Chris has been pretty cognizant of the fact that his dad is turning 70 next year, plus his mom is in her late 60s. Because of this, for the last few years, he’s been urging them to retire fully. His dad works for himself, while his mom works three days a week, so part time, but he’s been insistent in telling them that they should both just stop work altogether to do all the things they enjoy doing, plus discovering and picking up new hobbies they always talk about but think they don’t have time for. They are both reluctant to retire, though. I think his dad just loves what he does (it’s amazing… he’s an accountant who LOVES being an accountant!). His mom doesn’t want to give up her medical license perks. I get it. But at the same time, his urging them to retire to pursue their passions reminds me that my dad is actually turning 74 in just a few days. That means that my mom is 68.
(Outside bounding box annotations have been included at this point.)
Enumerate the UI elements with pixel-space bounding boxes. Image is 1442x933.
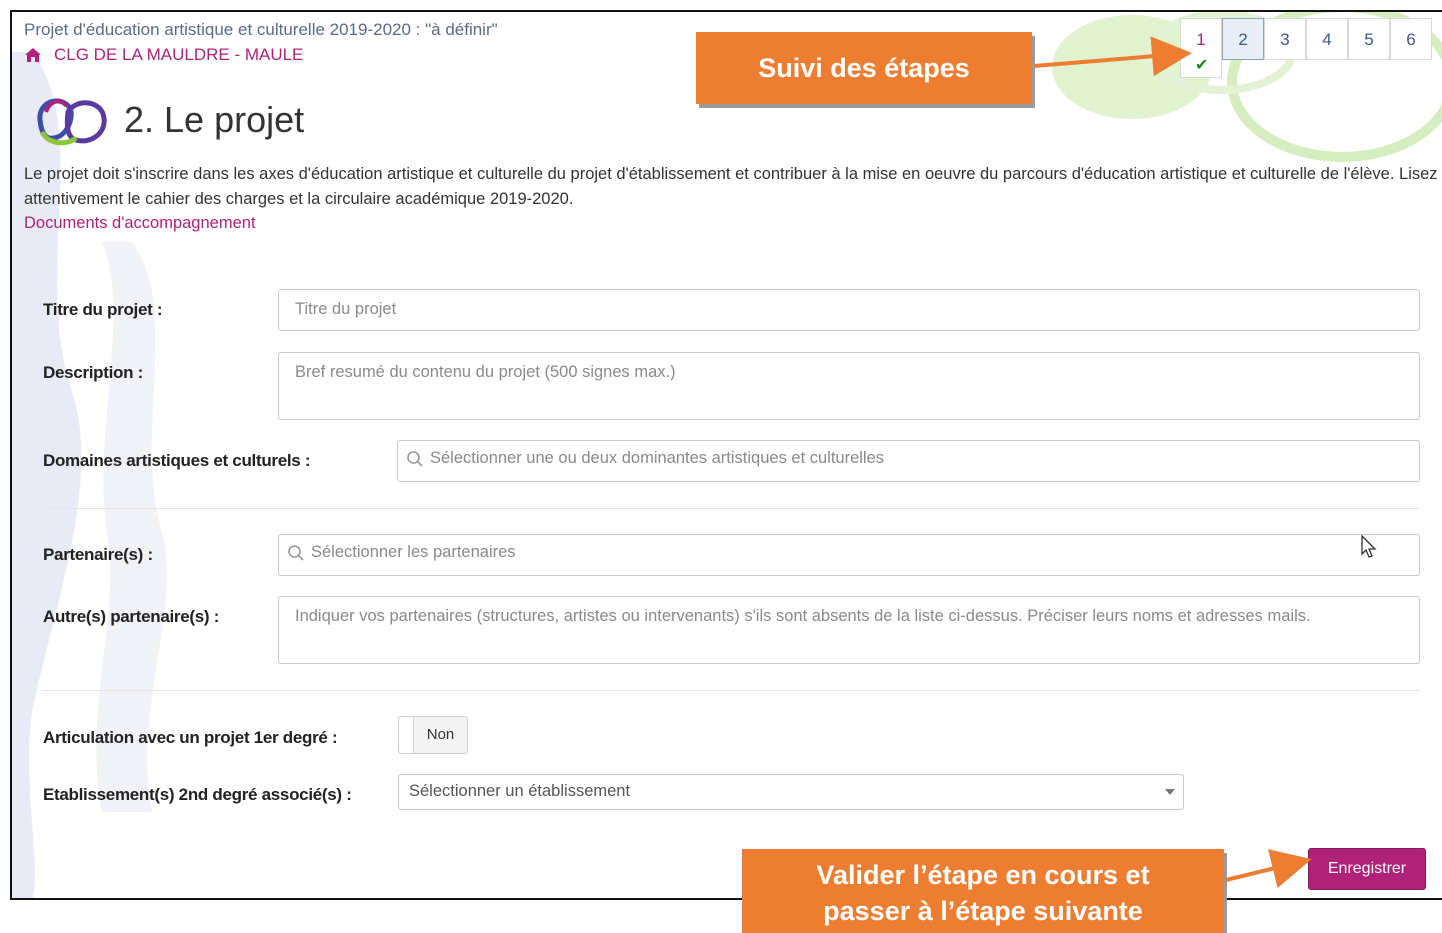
step-1[interactable]: 1 ✔	[1180, 18, 1222, 78]
check-icon: ✔	[1195, 57, 1209, 74]
step-3[interactable]: 3	[1264, 18, 1306, 60]
step-2[interactable]: 2	[1222, 18, 1264, 60]
project-logo-icon	[37, 98, 107, 146]
search-icon	[407, 450, 423, 467]
establishment-select[interactable]: Sélectionner un établissement	[398, 774, 1184, 810]
toggle-value: Non	[426, 726, 455, 743]
domains-select[interactable]: Sélectionner une ou deux dominantes arti…	[397, 440, 1420, 482]
domains-label: Domaines artistiques et culturels :	[43, 451, 311, 470]
other-partners-label: Autre(s) partenaire(s) :	[43, 607, 220, 626]
documents-link[interactable]: Documents d'accompagnement	[24, 214, 256, 233]
school-name: CLG DE LA MAULDRE - MAULE	[54, 45, 304, 64]
step-5[interactable]: 5	[1348, 18, 1390, 60]
divider	[42, 690, 1420, 691]
steps-callout: Suivi des étapes	[696, 32, 1032, 104]
description-label: Description :	[43, 363, 144, 382]
breadcrumb[interactable]: Projet d'éducation artistique et culture…	[24, 20, 498, 40]
chevron-down-icon	[1165, 789, 1175, 795]
page-title: 2. Le projet	[124, 99, 305, 140]
divider	[42, 508, 1420, 509]
page-frame: Projet d'éducation artistique et culture…	[10, 10, 1442, 900]
school-link[interactable]: CLG DE LA MAULDRE - MAULE	[24, 45, 303, 65]
step-tracker: 1 ✔ 2 3 4 5 6	[1180, 18, 1432, 78]
home-icon	[25, 48, 41, 62]
save-button[interactable]: Enregistrer	[1308, 848, 1426, 890]
page-header: 2. Le projet	[32, 92, 304, 148]
partners-label: Partenaire(s) :	[43, 545, 153, 564]
articulation-label: Articulation avec un projet 1er degré :	[43, 728, 338, 747]
validate-callout: Valider l’étape en cours et passer à l’é…	[742, 849, 1224, 933]
mouse-cursor-icon	[1361, 534, 1377, 558]
step-6[interactable]: 6	[1390, 18, 1432, 60]
toggle-knob	[399, 717, 414, 753]
search-icon	[288, 544, 304, 561]
description-textarea[interactable]: Bref resumé du contenu du projet (500 si…	[278, 352, 1420, 420]
step-4[interactable]: 4	[1306, 18, 1348, 60]
other-partners-textarea[interactable]: Indiquer vos partenaires (structures, ar…	[278, 596, 1420, 664]
title-input[interactable]: Titre du projet	[278, 289, 1420, 331]
partners-select[interactable]: Sélectionner les partenaires	[278, 534, 1420, 576]
title-label: Titre du projet :	[43, 300, 163, 319]
articulation-toggle[interactable]: Non	[398, 716, 468, 754]
establishment-label: Etablissement(s) 2nd degré associé(s) :	[43, 785, 352, 804]
intro-text: Le projet doit s'inscrire dans les axes …	[24, 165, 1438, 208]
And while both of my parents are pretty much retired, they don’t pursue any passions and instead, seem to let each day pass them in their usual mundane way. They complain about everything from the weather, to people, to politics. They gossip. They ask about people but never ask those people they are asking about. It’s a pretty miserable existence when I think about it, especially since they are both financially set and could pretty much do whatever they want to do at this point, but they choose not to. They could remodel or renovate their home. They could travel. They could actually work on the yard and make it into the beautiful garden it once was when my grandma cared for it. But the truth is that… they don’t seem to take pride or joy in literally anything. Their house is dilapidated. The yard looks like a disorganized mess with piles of dirt everywhere, a few plants that seem to be doing well, but their appearance is marred by all the ugly dying plants surrounding them. That house and its yard are literally just dying. It always makes me a little sad when I go home. When I bring it up to my mom, she gets mad and says I am negative, “just don’t talk about that. You’re going to upset me.” She says it as though I am provoking her when all I am doing is asking… what the hell are you doing with your life?
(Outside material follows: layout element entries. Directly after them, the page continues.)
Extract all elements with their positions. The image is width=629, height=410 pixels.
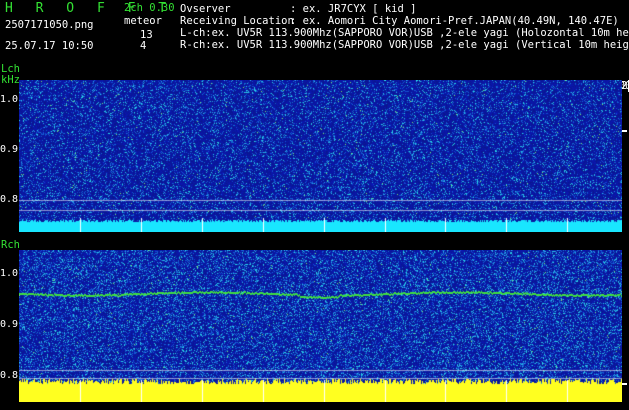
filename-label: 2507171050.png — [5, 19, 94, 31]
observer-value: : ex. JR7CYX [ kid ] — [290, 3, 417, 15]
meteor-label: meteor — [124, 15, 162, 27]
rch-ytick-0-8: 0.8 — [0, 370, 19, 381]
lch-label: Lch — [1, 63, 20, 75]
rch-label: Rch — [1, 239, 20, 251]
rch-receiver-info: R-ch:ex. UV5R 113.900Mhz(SAPPORO VOR)USB… — [180, 39, 629, 51]
rch-spectrogram-canvas — [19, 250, 622, 402]
meteor-count-rch: 4 — [140, 40, 147, 52]
location-label: Receiving Location — [180, 15, 294, 27]
datetime-label: 25.07.17 10:50 — [5, 40, 94, 52]
lch-ytick-0-9: 0.9 — [0, 144, 19, 155]
lch-ytick-1-0: 1.0 — [0, 94, 19, 105]
lch-spectrogram-canvas — [19, 80, 622, 232]
lch-edge-marker — [622, 130, 627, 132]
mode-label: 2ch 0.30 — [124, 2, 175, 14]
rch-spectrogram[interactable] — [19, 250, 622, 402]
lch-ytick-0-8: 0.8 — [0, 194, 19, 205]
lch-unit: kHz — [1, 74, 20, 86]
location-value: : ex. Aomori City Aomori-Pref.JAPAN(40.4… — [290, 15, 619, 27]
meteor-count-lch: 13 — [140, 29, 153, 41]
rch-edge-marker — [622, 383, 627, 385]
rch-ytick-1-0: 1.0 — [0, 268, 19, 279]
lch-receiver-info: L-ch:ex. UV5R 113.900Mhz(SAPPORO VOR)USB… — [180, 27, 629, 39]
lch-spectrogram[interactable] — [19, 80, 622, 232]
observer-label: Ovserver — [180, 3, 231, 15]
rch-ytick-0-9: 0.9 — [0, 319, 19, 330]
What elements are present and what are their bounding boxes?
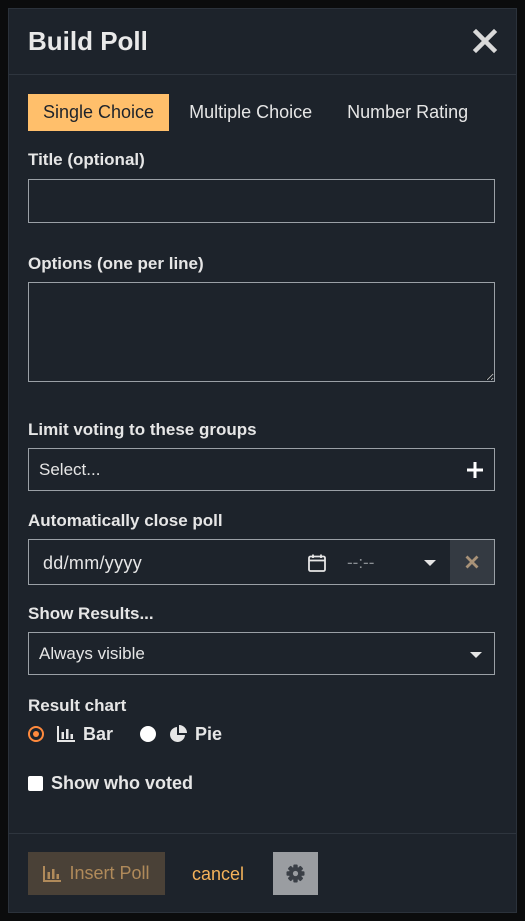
result-chart-label: Result chart xyxy=(28,696,127,715)
poll-type-tabs: Single Choice Multiple Choice Number Rat… xyxy=(28,94,483,131)
radio-bar[interactable] xyxy=(28,726,44,742)
settings-button[interactable] xyxy=(273,852,318,895)
build-poll-modal: Build Poll Single Choice Multiple Choice… xyxy=(8,8,517,913)
show-voters-row: Show who voted xyxy=(28,773,193,794)
tab-number-rating[interactable]: Number Rating xyxy=(332,94,483,131)
insert-poll-button[interactable]: Insert Poll xyxy=(28,852,165,895)
close-icon xyxy=(465,555,479,569)
close-button[interactable] xyxy=(470,26,500,56)
options-textarea[interactable] xyxy=(28,282,495,382)
title-label: Title (optional) xyxy=(28,150,145,169)
bar-chart-icon xyxy=(57,726,75,742)
show-voters-checkbox[interactable] xyxy=(28,776,43,791)
modal-title: Build Poll xyxy=(28,26,148,56)
modal-footer: Insert Poll cancel xyxy=(9,833,516,914)
tab-single-choice[interactable]: Single Choice xyxy=(28,94,170,131)
pie-chart-icon xyxy=(170,725,188,742)
modal-header: Build Poll xyxy=(9,9,516,75)
date-input[interactable]: dd/mm/yyyy xyxy=(43,553,142,574)
groups-select-placeholder: Select... xyxy=(39,460,101,479)
title-input[interactable] xyxy=(28,179,495,223)
bar-option-label: Bar xyxy=(83,723,114,744)
bar-chart-icon xyxy=(43,865,62,882)
pie-option-label: Pie xyxy=(195,723,223,744)
insert-poll-label: Insert Poll xyxy=(69,863,150,883)
show-results-label: Show Results... xyxy=(28,604,154,623)
chevron-down-icon xyxy=(470,652,482,658)
close-datetime: dd/mm/yyyy --:-- xyxy=(28,539,495,585)
tab-multiple-choice[interactable]: Multiple Choice xyxy=(174,94,327,131)
options-label: Options (one per line) xyxy=(28,254,204,273)
plus-icon xyxy=(467,462,483,478)
show-results-select[interactable]: Always visible xyxy=(28,632,495,675)
groups-label: Limit voting to these groups xyxy=(28,420,257,439)
clear-date-button[interactable] xyxy=(450,540,494,584)
time-dropdown-icon[interactable] xyxy=(424,560,436,566)
show-voters-label: Show who voted xyxy=(51,773,193,793)
gear-icon xyxy=(286,864,305,883)
radio-pie[interactable] xyxy=(140,726,157,742)
show-results-value: Always visible xyxy=(39,644,145,663)
time-input[interactable]: --:-- xyxy=(347,553,374,573)
close-icon xyxy=(472,28,498,54)
chart-type-radios: Bar Pie xyxy=(28,722,222,746)
cancel-button[interactable]: cancel xyxy=(192,864,244,885)
close-poll-label: Automatically close poll xyxy=(28,511,223,530)
groups-select[interactable]: Select... xyxy=(28,448,495,491)
calendar-icon[interactable] xyxy=(307,553,327,573)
So Chris summed up his urging his parents to retire like this: He wants them to actually live life, not to just exist…. the way my parents do. And while that seems like a blunt, stabbing kind of comment, the truth is that… well, it’s the truth. My parents are living just to exist each day with no real path to anywhere. I’m not saying we all need to have goals to achieve when we’re in the later half of our lives, but in the very least, there should be some motivation to do things that we actually enjoy and are passionate about. And they don’t seem to have that. And that makes me feel sad for them.